The hawksbill turtle[1], which supplies the tortoise-shell of commerce, was at former times taken in great numbers in the vicinity of Hambangtotte during the season when they came to deposit their eggs, and there is still a considerable trade in this article, which is manufactured into ornaments, boxes, and combs by the Moormen resident at Galle. If taken from the animal after death and decomposition, the colour of the shell becomes clouded and milky, and hence the cruel expedient is resorted to of seizing the turtles as they repair to the shore to deposit their eggs, and suspending them over fires till heat makes the plates on the dorsal shields start from the bone of the carapace, after which the creature is permitted to escape to the water.[2] In illustration of the resistless influence of instinct at the period of breeding, it may be mentioned that the same tortoise is believed to return again and again to the same spot, notwithstanding that at each visit she had to undergo a repetition of this torture. In the year 1826, a hawksbill turtle was taken near Hambangtotte, which bore a ring attached to one of its fins that had been placed there by a Dutch officer thirty years before, with a view to establish the fact of these recurring visits to the same beach.[3]

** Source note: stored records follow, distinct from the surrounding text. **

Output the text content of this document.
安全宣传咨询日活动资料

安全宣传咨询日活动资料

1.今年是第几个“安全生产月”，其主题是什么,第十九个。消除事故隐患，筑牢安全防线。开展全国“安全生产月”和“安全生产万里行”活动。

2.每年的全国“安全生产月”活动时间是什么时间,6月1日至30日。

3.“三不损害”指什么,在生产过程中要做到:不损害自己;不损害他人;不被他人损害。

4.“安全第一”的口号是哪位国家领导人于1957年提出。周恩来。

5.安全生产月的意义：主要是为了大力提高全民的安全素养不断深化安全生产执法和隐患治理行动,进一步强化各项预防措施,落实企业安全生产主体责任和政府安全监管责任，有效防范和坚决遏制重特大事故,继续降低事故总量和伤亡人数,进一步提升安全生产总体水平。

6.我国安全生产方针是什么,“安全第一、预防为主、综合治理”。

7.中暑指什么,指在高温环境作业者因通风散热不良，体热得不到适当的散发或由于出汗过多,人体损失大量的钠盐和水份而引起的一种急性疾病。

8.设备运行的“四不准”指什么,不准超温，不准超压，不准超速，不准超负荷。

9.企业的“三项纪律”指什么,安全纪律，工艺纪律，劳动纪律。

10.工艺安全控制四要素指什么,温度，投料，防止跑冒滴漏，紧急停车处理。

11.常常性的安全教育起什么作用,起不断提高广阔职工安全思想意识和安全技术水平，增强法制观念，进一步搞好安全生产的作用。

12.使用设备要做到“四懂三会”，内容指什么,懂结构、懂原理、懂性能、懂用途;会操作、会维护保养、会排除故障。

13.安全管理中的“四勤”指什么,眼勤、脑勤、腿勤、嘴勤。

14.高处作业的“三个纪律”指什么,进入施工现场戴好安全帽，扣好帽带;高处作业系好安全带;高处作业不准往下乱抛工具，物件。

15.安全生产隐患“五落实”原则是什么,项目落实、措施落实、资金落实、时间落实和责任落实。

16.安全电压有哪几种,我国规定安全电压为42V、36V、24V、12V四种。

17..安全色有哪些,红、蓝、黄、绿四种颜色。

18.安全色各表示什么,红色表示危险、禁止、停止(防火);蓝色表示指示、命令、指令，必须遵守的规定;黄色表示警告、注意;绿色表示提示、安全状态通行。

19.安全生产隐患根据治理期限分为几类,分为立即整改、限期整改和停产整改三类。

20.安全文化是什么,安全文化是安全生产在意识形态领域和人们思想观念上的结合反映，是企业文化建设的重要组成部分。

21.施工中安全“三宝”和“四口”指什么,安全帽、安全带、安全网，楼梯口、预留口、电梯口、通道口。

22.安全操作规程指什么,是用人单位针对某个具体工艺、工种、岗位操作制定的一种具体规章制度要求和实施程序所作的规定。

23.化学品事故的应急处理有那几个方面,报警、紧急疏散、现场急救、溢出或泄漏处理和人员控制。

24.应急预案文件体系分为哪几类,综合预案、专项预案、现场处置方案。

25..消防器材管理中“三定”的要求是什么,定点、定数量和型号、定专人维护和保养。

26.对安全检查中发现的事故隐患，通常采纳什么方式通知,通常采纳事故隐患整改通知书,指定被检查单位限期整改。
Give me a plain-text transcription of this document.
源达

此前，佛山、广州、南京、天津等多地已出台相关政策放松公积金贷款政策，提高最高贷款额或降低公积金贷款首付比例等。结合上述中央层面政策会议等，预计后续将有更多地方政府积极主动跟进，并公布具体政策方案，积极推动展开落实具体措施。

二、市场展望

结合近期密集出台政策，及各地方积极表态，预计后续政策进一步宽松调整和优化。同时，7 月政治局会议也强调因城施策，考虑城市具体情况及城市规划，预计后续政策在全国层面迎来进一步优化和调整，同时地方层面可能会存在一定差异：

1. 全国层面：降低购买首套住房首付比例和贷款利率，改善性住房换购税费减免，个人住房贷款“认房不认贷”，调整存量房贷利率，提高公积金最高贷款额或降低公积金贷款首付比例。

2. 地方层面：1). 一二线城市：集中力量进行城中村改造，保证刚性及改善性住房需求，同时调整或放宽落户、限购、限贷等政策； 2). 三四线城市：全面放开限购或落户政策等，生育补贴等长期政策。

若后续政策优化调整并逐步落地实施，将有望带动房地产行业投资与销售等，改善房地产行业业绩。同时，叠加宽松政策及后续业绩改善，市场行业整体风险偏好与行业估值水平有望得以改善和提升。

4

[Footnote 1: Chelonia imbricata; Linn.]
[Footnote 2: At Celebes, whence the finest tortoise-shell is exported to China, the natives kill the turtle by blows on the head, and immerse the shell in boiling water to detach the plates. Dry heat is only resorted to by the unskilful, who frequently destroy the tortoise-shell in the operation.—Journ. Indian Archipel. vol. iii. p. 227, 1849.]
[Footnote 3: BENNETT’S Ceylon, ch. xxxiv.]
Snakes.—It is perhaps owing to the aversion excited by the ferocious expression and unusual action of serpents, combined with an instinctive dread of attack, that exaggerated ideas prevail both as to their numbers in Ceylon, and the danger to be apprehended from encountering them. The Singhalese profess to distinguish a great many kinds, of which not more than one half have as yet been scientifically identified; but so cautiously do serpents make their appearance, that the surprise of long residents is invariably expressed at the rarity with which they are to be seen; and from my own journeys, through the jungle, often of two to five hundred miles, I have frequently returned without seeing a single snake.[1] Davy, whose attention was carefully directed to the poisonous serpents of Ceylon[2], came to the conclusion that but four, out of twenty species examined by him, were venomous, and that of these only two (the tic-polonga[3] and cobra de capello[4]) were capable of inflicting a wound likely to be fatal to man. The third is the caraicilla[5], a brown snake of about twelve inches in length; and for the fourth, of which only a few specimens have been, procured, the Singhalese have no name in their vernacular,—a proof that it is neither deadly nor abundant.